Our project focuses on the patients without any obvious cause. Indeed, they represent more than half of the patients with EESB.
Known causes
Patients suffering from early epileptic encephalopathy with a suppression burst EEG pattern display early onset epileptic seizures and developmental retardation. They are all investigated with brain MRI to eliminate brain malformations or brain anoxo-ischemic lesions. If brain MRI shows no abnormality, extensive metabolic investigations are performed to ensure the absence of any neurometabolic disease. Indeed, some known conditions are associated with the occurrence of a suppression-burst pattern and must been checked systematically :
- Pyridoxine-dependent seizure, due to a mutation of the antiquitin gene. This well-known entity is characterized by early onset epileptic encephalopathy with incessant myoclonic jerks. The electro-encephalogramm often displays a SB pattern. The epilepsy dramatically improves after treatment with pyridoxine. Pipecolic acid is usually present in blood, CSF and urine samples, alpha-amino-adipic semi aldehyde is increased in urine.

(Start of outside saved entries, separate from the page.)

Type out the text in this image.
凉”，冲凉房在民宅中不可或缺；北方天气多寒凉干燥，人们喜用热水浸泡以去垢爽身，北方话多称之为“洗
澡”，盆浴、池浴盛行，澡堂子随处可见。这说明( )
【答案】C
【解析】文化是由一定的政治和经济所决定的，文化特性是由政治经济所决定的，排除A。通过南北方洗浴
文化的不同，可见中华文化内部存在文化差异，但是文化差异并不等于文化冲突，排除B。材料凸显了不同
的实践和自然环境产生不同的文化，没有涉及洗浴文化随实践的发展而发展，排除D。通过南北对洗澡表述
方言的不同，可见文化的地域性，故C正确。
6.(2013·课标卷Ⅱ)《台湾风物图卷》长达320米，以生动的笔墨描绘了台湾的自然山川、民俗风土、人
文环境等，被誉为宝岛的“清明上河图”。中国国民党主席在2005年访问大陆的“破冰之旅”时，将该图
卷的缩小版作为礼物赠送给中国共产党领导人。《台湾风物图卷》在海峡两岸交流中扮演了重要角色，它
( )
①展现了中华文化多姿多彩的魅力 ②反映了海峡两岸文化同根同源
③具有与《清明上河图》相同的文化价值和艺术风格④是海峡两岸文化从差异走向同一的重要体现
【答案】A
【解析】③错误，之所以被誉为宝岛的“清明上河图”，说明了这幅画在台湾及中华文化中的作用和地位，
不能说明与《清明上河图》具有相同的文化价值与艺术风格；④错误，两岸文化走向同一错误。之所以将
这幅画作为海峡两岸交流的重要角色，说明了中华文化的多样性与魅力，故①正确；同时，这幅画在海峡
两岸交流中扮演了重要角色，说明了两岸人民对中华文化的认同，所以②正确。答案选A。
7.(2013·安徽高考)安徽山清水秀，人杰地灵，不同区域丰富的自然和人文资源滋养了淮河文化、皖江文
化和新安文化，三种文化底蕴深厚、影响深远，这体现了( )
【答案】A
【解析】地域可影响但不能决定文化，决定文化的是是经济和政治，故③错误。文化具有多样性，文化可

- Pyridoxal phosphate-dependent seizures, due to a mutation of the PNPO gene. This condition is associated with the presence of vanilactic acid in urine, and displays same characteristics that pyridoxin-dependent seizures.
- Non ketotic hyperglycinemia, that is caused by a deficiency of the glycine cleavage system (GCS), leading to the accumulation of glycine in the central nervous system.
- D-glyceric acidemia, methylmalonic acidemia, propionic acidemia and oligosacharidosis have been occasionally reported in patients suffering from EESB.
Recently, mutations in three genes have been implicated in these conditions :
- Hemizygous, de novo, 33-bp duplications in exon 2 of the ARX gene have been described in 3 unrelated male patients with early onset epileptic encephalopathy (Ohtahara syndrome) that evolved to West syndrome in two of them. This mutation is thought to cause the expansion of the original 16 alanine residues to 27 alanine residues in the first polyalanine tract of the ARX protein (Kato et al. 2007). ARX is a crucial gene for the development of interneurons in the fetal brain, and a polyalanine expansion in that gene causes mental retardation and seizures, including those of early epileptic encephalopathy in males (Kato et al. 2007). Clinical observations demonstrated the correlation between the length of the repeat and the severity of the clinical phenotype.
- A mutation of the GC1 gene has been described in a consanguineous Arab muslim family in Jerusalem with 4 affected sibs with early infantile epileptic encephalopathy. The Pro206Leu missense mutation was identified in three of them in the SLC25A22 (GC1) gene (Molinari et al. 2005). Proline-206 is highly conserved across species in the glutamate and aspartate/glutamate carriers of the SLC25A22 type, suggesting that this amino acid change may impair glutamate transport.
- In a Japanese girl with early infantile epileptic encephalopathy, Saitsu et al. identified a de novo heterozygous microdeletion in chromosome 9q33.3-q34.11 that included the MUNC18-1 gene. Screening of this gene in 13 additional unrelated patients with a similar phenotype identified 4 different heterozygous mutations in the MUNC18-1 gene in 4 patients. All mutations occurred in the hydrophobic core of the protein and were predicted to result in destabilization and disruption of protein structure. In vitro studies of the mutant proteins suggested a tendency for aggregation. The phenotype included infantile onset of tonic-clonic or tonic seizures, suppression-burst pattern on EEG, profound mental retardation, and MRI evidence of hypomyelination, without any brain malformation (Saitsu et al. 2008).
All these patients displayed early onset epileptic encephalopathy with a suppression-burst EEG pattern. Brain MRI was normal or displayed hypomyelinisation, without any brain structural malformation.